Diego's meant to be a replacement for Cloud Foundry's old runtime environment, DEA (Droplet Execution Agent) -- and in fact, the original purpose was simply to update DEA, which is written mostly in Ruby, to a more modern environment written in Go.

DEA-GO, Coral

DEA-Go, Carl. DEA-go.


Diego is, first and foremost, an environment for containers. That said, it doesn't use Docker. Instead it uses garden, which follows the Open Container Initiative guidelines for hosting containers. Garden's documentation mostly involves the Go documentation which helps a lot if you know the format of godocs. For the most part, you won't really ever touch garden, it'll be abstracted through Diego's other components. Since garden follows the open specification, you should be able to import Docker images just as easily as if it was in the native Docker environment.

If you're used to DEA, garden gives you a few advantages out of the box. First off, garden supports more operating systems than DEA's warden. Diego and garden also makes it a lot easier to ssh into the containers involved in your application.

Management of Containers

From the standpoint of your application, here's what you need to know: In Diego, you now have the choice to push a one-use function (a Task) or a more traditional application that stays resident (a Long-Running Process, or LRP) -- a good example of an LRP might be a web server that you need always listening for traffic, while a Task may be something like a database migration as part of a release, or a task that examines recent data for something specific. Before, in DEA, you really only pushed processes that were expected to stay resident. Diego's brain and health monitor makes sure these tasks are balanced as well as possible - spreading out CPU-intensive tasks across virtual machines, or balancing memory, et cetera. While before some of this was done as part of the cloud controller, now the Diego environment handles it itself.

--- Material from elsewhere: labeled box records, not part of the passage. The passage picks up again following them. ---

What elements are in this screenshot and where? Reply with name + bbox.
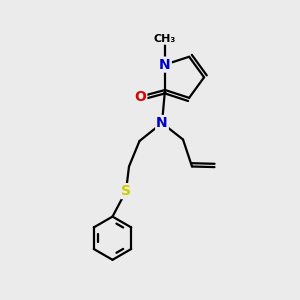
- Text: N: N: [159, 58, 171, 72]
- Text: CH₃: CH₃: [154, 34, 176, 44]
- Text: N: N: [156, 116, 168, 130]
- Text: S: S: [121, 184, 131, 198]
- Text: O: O: [134, 90, 146, 104]
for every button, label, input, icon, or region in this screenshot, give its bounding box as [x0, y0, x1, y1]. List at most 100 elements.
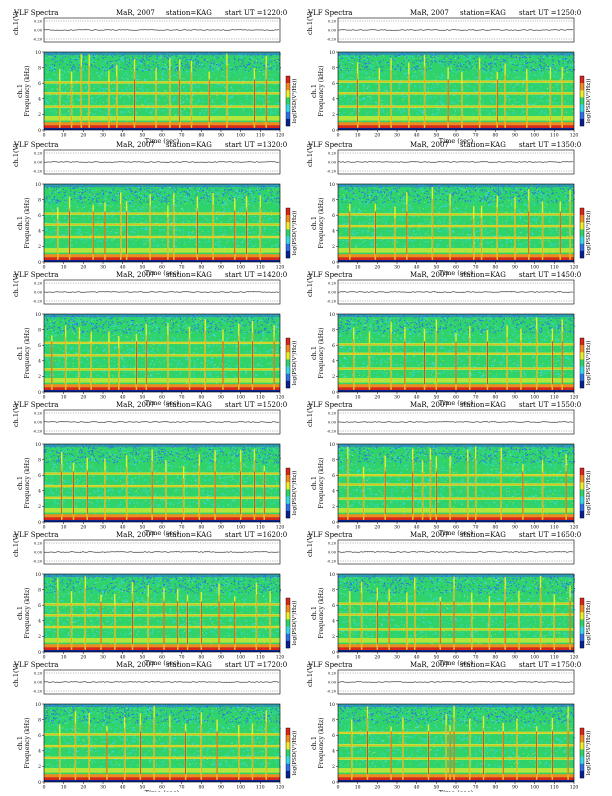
- burst-core: [408, 74, 410, 127]
- x-tick-label: 110: [256, 133, 265, 139]
- burst-core: [518, 602, 520, 649]
- burst-strong: [163, 601, 165, 645]
- x-tick-label: 20: [374, 265, 380, 271]
- y-tick-label: 8: [38, 65, 41, 71]
- x-tick-label: 70: [179, 395, 185, 401]
- burst-core: [114, 605, 116, 649]
- burst-core: [79, 338, 80, 389]
- spectrogram-panel: VLF Spectra MaR, 2007 station=KAG start UT …: [12, 661, 298, 796]
- y-tick-label: 4: [332, 749, 335, 755]
- x-tick-label: 110: [550, 265, 559, 271]
- y-tick-label: 2: [332, 634, 335, 640]
- burst-core: [191, 72, 192, 127]
- colorbar-segment: [580, 215, 584, 223]
- burst-core: [90, 342, 92, 389]
- waveform-tick-label: 0.20: [328, 282, 337, 286]
- waveform-tick-label: 0.00: [328, 681, 337, 685]
- colorbar-segment: [580, 728, 584, 736]
- frequency-band-core: [44, 734, 280, 735]
- low-frequency-band: [44, 125, 280, 129]
- y-tick-label: 4: [38, 619, 41, 625]
- spectrogram-ylabel: Frequency (kHz): [24, 587, 31, 638]
- colorbar-segment: [580, 756, 584, 764]
- colorbar-segment: [286, 243, 290, 252]
- burst-strong: [502, 731, 504, 775]
- x-tick-label: 20: [374, 785, 380, 791]
- burst-core: [167, 217, 169, 259]
- burst-core: [378, 79, 380, 127]
- burst-core: [536, 329, 537, 389]
- x-tick-label: 0: [337, 265, 340, 271]
- spectrogram-ylabel: Frequency (kHz): [318, 197, 325, 248]
- colorbar-label: log(PSD(V²/Hz)): [585, 601, 592, 646]
- low-frequency-band: [44, 777, 280, 781]
- colorbar-segment: [286, 503, 290, 512]
- burst-strong: [197, 211, 198, 255]
- x-tick-label: 20: [374, 655, 380, 661]
- burst-strong: [439, 601, 441, 645]
- panel-station: station=KAG: [460, 661, 506, 669]
- colorbar-frame: [285, 337, 291, 389]
- waveform-tick-label: 0.20: [328, 542, 337, 546]
- x-tick-label: 80: [198, 133, 204, 139]
- low-frequency-band: [338, 644, 574, 648]
- panel-station: station=KAG: [460, 141, 506, 149]
- colorbar-segment: [580, 118, 584, 127]
- burst-strong: [349, 211, 351, 255]
- burst-core: [394, 218, 396, 259]
- burst-core: [553, 606, 555, 649]
- colorbar-segment: [286, 749, 290, 757]
- x-tick-label: 70: [473, 655, 479, 661]
- y-tick-label: 6: [332, 343, 335, 349]
- waveform-ylabel: ch.1(V): [12, 663, 20, 687]
- burst-core: [169, 69, 171, 127]
- colorbar-label: log(PSD(V²/Hz)): [585, 731, 592, 776]
- waveform-ylabel: ch.1(V): [12, 533, 20, 557]
- y-tick-label: 6: [332, 81, 335, 87]
- colorbar-frame: [285, 597, 291, 649]
- x-tick-label: 0: [337, 655, 340, 661]
- burst-core: [351, 731, 353, 779]
- low-frequency-band: [44, 647, 280, 651]
- x-tick-label: 80: [492, 525, 498, 531]
- spectrogram-panel: VLF Spectra MaR, 2007 station=KAG start UT …: [306, 271, 592, 407]
- spectrogram-panel: VLF Spectra MaR, 2007 station=KAG start UT …: [12, 141, 298, 277]
- panel-title: VLF Spectra: [13, 141, 58, 149]
- waveform-tick-label: -0.20: [327, 430, 337, 434]
- burst-core: [183, 478, 184, 519]
- burst-core: [59, 736, 61, 779]
- burst-strong: [567, 731, 569, 775]
- x-tick-label: 60: [453, 785, 459, 791]
- colorbar-frame: [579, 727, 585, 779]
- colorbar-segment: [580, 104, 584, 112]
- x-tick-label: 50: [433, 655, 439, 661]
- y-tick-label: 8: [332, 457, 335, 463]
- panel-station: station=KAG: [166, 141, 212, 149]
- panel-start-time: start UT =1450:0: [519, 271, 581, 279]
- waveform-ylabel: ch.1(V): [12, 403, 20, 427]
- colorbar-segment: [286, 215, 290, 223]
- frequency-band-core: [338, 484, 574, 485]
- y-tick-label: 8: [38, 587, 41, 593]
- colorbar-segment: [286, 366, 290, 374]
- panel-date: MaR, 2007: [116, 271, 155, 279]
- dc-band: [44, 390, 280, 392]
- burst-core: [514, 208, 516, 259]
- x-tick-label: 110: [256, 395, 265, 401]
- noise-speckles: [44, 574, 281, 638]
- x-tick-label: 80: [492, 265, 498, 271]
- burst-core: [269, 602, 271, 649]
- x-tick-label: 60: [453, 525, 459, 531]
- colorbar-segment: [580, 236, 584, 244]
- burst-core: [259, 207, 261, 259]
- x-tick-label: 10: [355, 133, 361, 139]
- colorbar-segment: [580, 338, 584, 346]
- y-tick-label: 0: [38, 128, 41, 134]
- burst-core: [124, 728, 125, 779]
- frequency-band-core: [338, 614, 574, 615]
- colorbar-segment: [580, 90, 584, 98]
- x-axis-label: Time (sec): [439, 659, 474, 667]
- burst-core: [71, 602, 72, 649]
- frequency-band-core: [44, 342, 280, 344]
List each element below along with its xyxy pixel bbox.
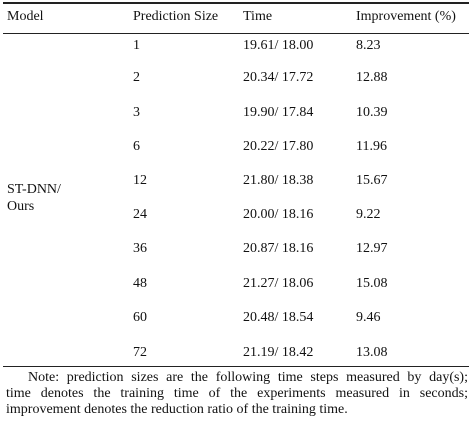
improvement-cell: 10.39 xyxy=(356,105,388,120)
table-row: 12 21.80/ 18.38 15.67 xyxy=(0,173,474,205)
table-row: 72 21.19/ 18.42 13.08 xyxy=(0,345,474,377)
header-improvement: Improvement (%) xyxy=(356,9,456,24)
prediction-size-cell: 60 xyxy=(133,310,147,325)
time-cell: 21.80/ 18.38 xyxy=(243,173,314,188)
time-cell: 19.90/ 17.84 xyxy=(243,105,314,120)
time-cell: 20.87/ 18.16 xyxy=(243,241,314,256)
improvement-cell: 12.97 xyxy=(356,241,388,256)
table-row: 1 19.61/ 18.00 8.23 xyxy=(0,38,474,70)
improvement-cell: 9.22 xyxy=(356,207,381,222)
prediction-size-cell: 1 xyxy=(133,38,140,53)
table-row: 24 20.00/ 18.16 9.22 xyxy=(0,207,474,239)
improvement-cell: 11.96 xyxy=(356,139,387,154)
time-cell: 21.19/ 18.42 xyxy=(243,345,314,360)
improvement-cell: 15.08 xyxy=(356,276,388,291)
time-cell: 20.22/ 17.80 xyxy=(243,139,314,154)
model-name: ST-DNN/ Ours xyxy=(7,182,61,214)
note-line: time denotes the training time of the ex… xyxy=(6,386,468,401)
prediction-size-cell: 48 xyxy=(133,276,147,291)
improvement-cell: 9.46 xyxy=(356,310,381,325)
table-row: 36 20.87/ 18.16 12.97 xyxy=(0,241,474,273)
header-model: Model xyxy=(7,9,44,24)
time-cell: 20.34/ 17.72 xyxy=(243,70,314,85)
note-line: improvement denotes the reduction ratio … xyxy=(6,402,348,417)
prediction-size-cell: 12 xyxy=(133,173,147,188)
time-cell: 21.27/ 18.06 xyxy=(243,276,314,291)
table-note: Note: prediction sizes are the following… xyxy=(6,370,468,418)
time-cell: 20.00/ 18.16 xyxy=(243,207,314,222)
header-time: Time xyxy=(243,9,273,24)
table-row: 6 20.22/ 17.80 11.96 xyxy=(0,139,474,171)
prediction-size-cell: 2 xyxy=(133,70,140,85)
prediction-size-cell: 3 xyxy=(133,105,140,120)
prediction-size-cell: 24 xyxy=(133,207,147,222)
table-row: 2 20.34/ 17.72 12.88 xyxy=(0,70,474,102)
table-header-rule xyxy=(3,33,469,34)
time-cell: 19.61/ 18.00 xyxy=(243,38,314,53)
improvement-cell: 13.08 xyxy=(356,345,388,360)
prediction-size-cell: 36 xyxy=(133,241,147,256)
prediction-size-cell: 6 xyxy=(133,139,140,154)
header-prediction-size: Prediction Size xyxy=(133,9,219,24)
time-cell: 20.48/ 18.54 xyxy=(243,310,314,325)
prediction-size-cell: 72 xyxy=(133,345,147,360)
table-row: 3 19.90/ 17.84 10.39 xyxy=(0,105,474,137)
table-row: 60 20.48/ 18.54 9.46 xyxy=(0,310,474,342)
improvement-cell: 12.88 xyxy=(356,70,388,85)
improvement-cell: 15.67 xyxy=(356,173,388,188)
table-top-rule xyxy=(3,2,469,4)
improvement-cell: 8.23 xyxy=(356,38,381,53)
table-row: 48 21.27/ 18.06 15.08 xyxy=(0,276,474,308)
note-line: Note: prediction sizes are the following… xyxy=(28,370,468,385)
table-bottom-rule xyxy=(3,366,469,367)
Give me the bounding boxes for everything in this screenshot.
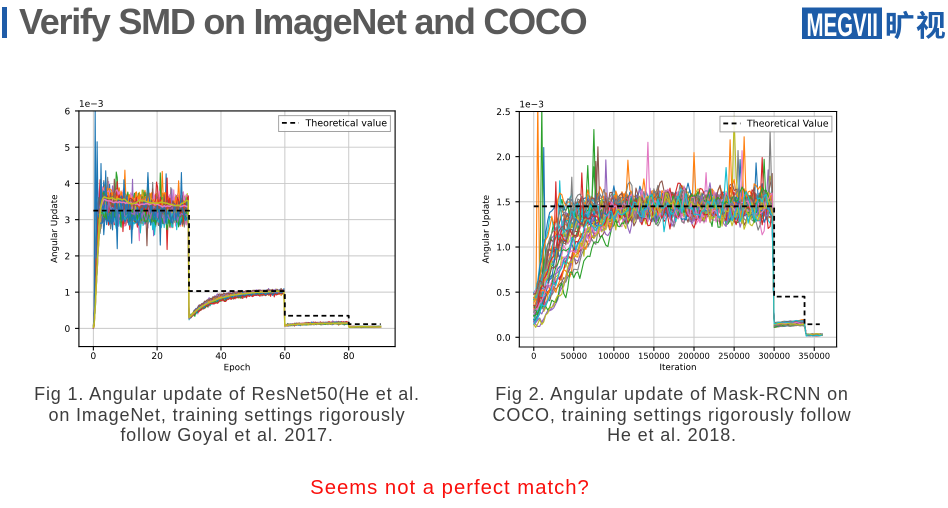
svg-text:MEGVII: MEGVII [806,7,878,41]
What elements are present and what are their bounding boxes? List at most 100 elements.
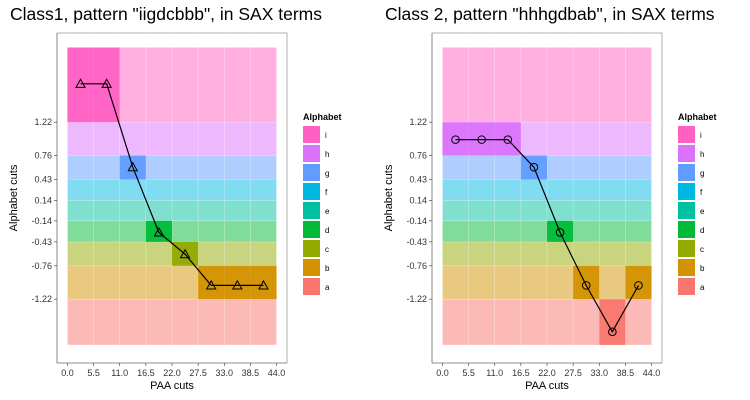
legend-label-e: e bbox=[325, 207, 330, 216]
band-h bbox=[67, 122, 277, 156]
y-tick-label: -0.43 bbox=[406, 237, 427, 247]
legend-label-h: h bbox=[325, 150, 329, 159]
series-line bbox=[455, 139, 640, 334]
data-point bbox=[608, 327, 617, 337]
legend-label-a: a bbox=[325, 283, 330, 292]
data-point bbox=[231, 279, 243, 290]
legend-label-f: f bbox=[325, 188, 328, 197]
x-tick-label: 44.0 bbox=[268, 368, 286, 378]
data-point bbox=[75, 78, 86, 88]
band-f bbox=[442, 179, 652, 201]
x-tick-label: 33.0 bbox=[591, 368, 609, 378]
data-point bbox=[127, 161, 139, 172]
legend-key-h bbox=[678, 145, 695, 162]
data-point bbox=[581, 281, 591, 290]
legend-key-g bbox=[678, 164, 695, 181]
legend-label-i: i bbox=[700, 131, 702, 140]
legend-key-b bbox=[678, 259, 695, 276]
segment-cell-b bbox=[198, 265, 225, 300]
segment-cell-h bbox=[468, 122, 495, 156]
legend-label-i: i bbox=[325, 131, 327, 140]
y-tick-label: 1.22 bbox=[409, 117, 427, 127]
y-tick-label: -0.14 bbox=[31, 216, 52, 226]
x-tick-label: 27.5 bbox=[564, 368, 582, 378]
segment-cell-i bbox=[67, 47, 94, 123]
series-line bbox=[80, 83, 264, 286]
y-tick-label: -1.22 bbox=[31, 294, 52, 304]
legend-label-b: b bbox=[325, 264, 330, 273]
x-tick-label: 27.5 bbox=[189, 368, 207, 378]
y-tick-label: -0.14 bbox=[406, 216, 427, 226]
y-tick-label: 0.14 bbox=[34, 196, 52, 206]
segment-cell-b bbox=[573, 265, 600, 300]
data-point bbox=[451, 135, 460, 144]
x-tick-label: 16.5 bbox=[512, 368, 530, 378]
y-tick-label: 0.43 bbox=[409, 175, 427, 185]
legend-key-a bbox=[678, 278, 695, 295]
y-tick-label: 1.22 bbox=[34, 117, 52, 127]
legend-key-h bbox=[303, 145, 320, 162]
x-tick-label: 0.0 bbox=[436, 368, 449, 378]
legend-label-f: f bbox=[700, 188, 703, 197]
legend-key-a bbox=[303, 278, 320, 295]
data-point bbox=[555, 228, 565, 237]
y-tick-label: 0.76 bbox=[409, 151, 427, 161]
segment-cell-b bbox=[224, 265, 251, 300]
legend-title: Alphabet bbox=[303, 112, 342, 122]
legend-label-g: g bbox=[325, 169, 329, 178]
y-tick-label: 0.14 bbox=[409, 196, 427, 206]
chart-title: Class1, pattern "iigdcbbb", in SAX terms bbox=[10, 4, 322, 24]
y-axis-title: Alphabet cuts bbox=[383, 164, 395, 231]
y-tick-label: 0.76 bbox=[34, 151, 52, 161]
legend-label-c: c bbox=[700, 245, 704, 254]
legend-title: Alphabet bbox=[678, 112, 717, 122]
data-point bbox=[205, 279, 217, 290]
legend-key-e bbox=[678, 202, 695, 219]
data-point bbox=[477, 135, 486, 144]
legend-key-c bbox=[303, 240, 320, 257]
band-i bbox=[442, 47, 652, 123]
y-tick-label: -0.43 bbox=[31, 237, 52, 247]
segment-cell-b bbox=[250, 265, 277, 300]
legend-key-c bbox=[678, 240, 695, 257]
y-axis-title: Alphabet cuts bbox=[8, 164, 20, 231]
x-tick-label: 38.5 bbox=[617, 368, 635, 378]
band-e bbox=[67, 200, 277, 221]
data-point bbox=[503, 135, 513, 144]
x-tick-label: 38.5 bbox=[242, 368, 260, 378]
y-tick-label: -1.22 bbox=[406, 294, 427, 304]
band-f bbox=[67, 179, 277, 201]
legend-label-h: h bbox=[700, 150, 704, 159]
segment-cell-h bbox=[442, 122, 469, 156]
legend-label-g: g bbox=[700, 169, 704, 178]
legend-label-c: c bbox=[325, 245, 329, 254]
data-point bbox=[153, 226, 165, 237]
data-point bbox=[634, 281, 643, 290]
x-tick-label: 0.0 bbox=[61, 368, 74, 378]
band-a bbox=[67, 299, 277, 345]
x-tick-label: 16.5 bbox=[137, 368, 155, 378]
x-tick-label: 22.0 bbox=[163, 368, 181, 378]
legend-key-i bbox=[303, 126, 320, 143]
band-c bbox=[442, 241, 652, 266]
segment-cell-b bbox=[625, 265, 652, 300]
data-point bbox=[179, 248, 191, 259]
legend-label-e: e bbox=[700, 207, 705, 216]
band-b bbox=[442, 265, 652, 300]
band-e bbox=[442, 200, 652, 221]
x-axis-title: PAA cuts bbox=[525, 380, 569, 392]
segment-cell-a bbox=[599, 299, 626, 345]
y-tick-label: -0.76 bbox=[31, 261, 52, 271]
y-tick-label: 0.43 bbox=[34, 175, 52, 185]
legend-key-b bbox=[303, 259, 320, 276]
chart-title: Class 2, pattern "hhhgdbab", in SAX term… bbox=[385, 4, 715, 24]
legend-key-f bbox=[678, 183, 695, 200]
segment-cell-h bbox=[494, 122, 521, 156]
legend-key-e bbox=[303, 202, 320, 219]
x-tick-label: 33.0 bbox=[216, 368, 234, 378]
data-point bbox=[101, 78, 113, 88]
x-tick-label: 44.0 bbox=[643, 368, 661, 378]
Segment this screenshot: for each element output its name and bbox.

Getting a bit further into the trees, pushing an application to Cloud Foundry using Diego would:

So why all the complexity?

A mature deployment in a virtualized environment has several factors that keep it stable and productive - one, the service is highly available, meaning if one piece of it dies it is able to recover effectively. Two, there is monitoring in place to ensure that if one piece of it does it will recover or be replaced quickly, often without human involvement. Three, capacity issues (CPU, disk space, memory, or another factor) are handled in a proactive manner when at all possible.

The Diego environment, therefore, is set up to have a state it considers good and to have every piece of software that supports it work towards the good state. Each way, whether by health checking, balancing apps so capacity is spread out across the entire available environment, and deploying new applications to ensure its stability, all keep Diego self-sustaining. The environment seems complex, but each part is a service with a specific goal towards the greater goal.